Cette nouvelle guerre entre la femme la plus riche d'Afrique et le régime succédant à son père -José Eduardo dos Santos- à la tête de l'Angola naît, début juin, lorsque le président Lourenço annule, par décret présidentiel, la concession attribuée par son prédécesseur à Atlantic Ventures (AV) pour la construction du port de Dande. Le gouvernement reproche à la démarche à l'ancien président de « ne pas avoir respecté les dispositions légales » sur les marchés publics, en octroyant le projet sans appel d'offres préalable.

Pour rappel, la concession est attribuée à AV le 20 septembre 2017 par décret présidentiel d'Eduardo dos Santos, appuyée -selon les autorités- d'une garantie souveraine de l'Etat de 1,5 milliard de dollars, soit le coût du projet, pour faciliter le démarrage des travaux. Le projet est d'envergure puisque le port devrait être équipé d'un quai de 1 600 m, s'étendre sur une superficie d'environ 100 ha et disposer d'une capacité de 3 millions d'EVP (Equivalent vingt pieds) par an, soit 3 millions d'unités de conteneurs chaque année.

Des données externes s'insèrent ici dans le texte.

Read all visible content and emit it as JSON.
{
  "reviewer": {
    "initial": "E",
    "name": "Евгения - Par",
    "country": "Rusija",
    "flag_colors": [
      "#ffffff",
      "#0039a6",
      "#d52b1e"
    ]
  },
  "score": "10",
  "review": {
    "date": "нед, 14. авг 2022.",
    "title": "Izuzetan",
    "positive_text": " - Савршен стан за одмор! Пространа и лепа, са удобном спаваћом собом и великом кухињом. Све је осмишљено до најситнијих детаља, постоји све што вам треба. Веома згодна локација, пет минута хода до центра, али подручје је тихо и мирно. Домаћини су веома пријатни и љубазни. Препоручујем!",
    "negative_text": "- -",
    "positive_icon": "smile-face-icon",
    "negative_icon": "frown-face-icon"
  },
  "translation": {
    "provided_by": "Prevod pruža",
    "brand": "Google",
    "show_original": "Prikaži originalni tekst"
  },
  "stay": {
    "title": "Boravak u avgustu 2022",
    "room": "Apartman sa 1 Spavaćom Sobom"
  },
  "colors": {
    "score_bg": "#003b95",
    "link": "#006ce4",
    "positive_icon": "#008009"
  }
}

Dans un communiqué transmis à la presse locale le 18 juillet dernier et consulté par La Tribune Afrique, AV se dit « surpris », dénonçant une « décision infondée » et « expropriatoire au regard du droit angolais et du droit international ». Le document de quatre pages défend la conformité à la loi du processus d'octroi du marché public et de toutes les clauses y afférentes.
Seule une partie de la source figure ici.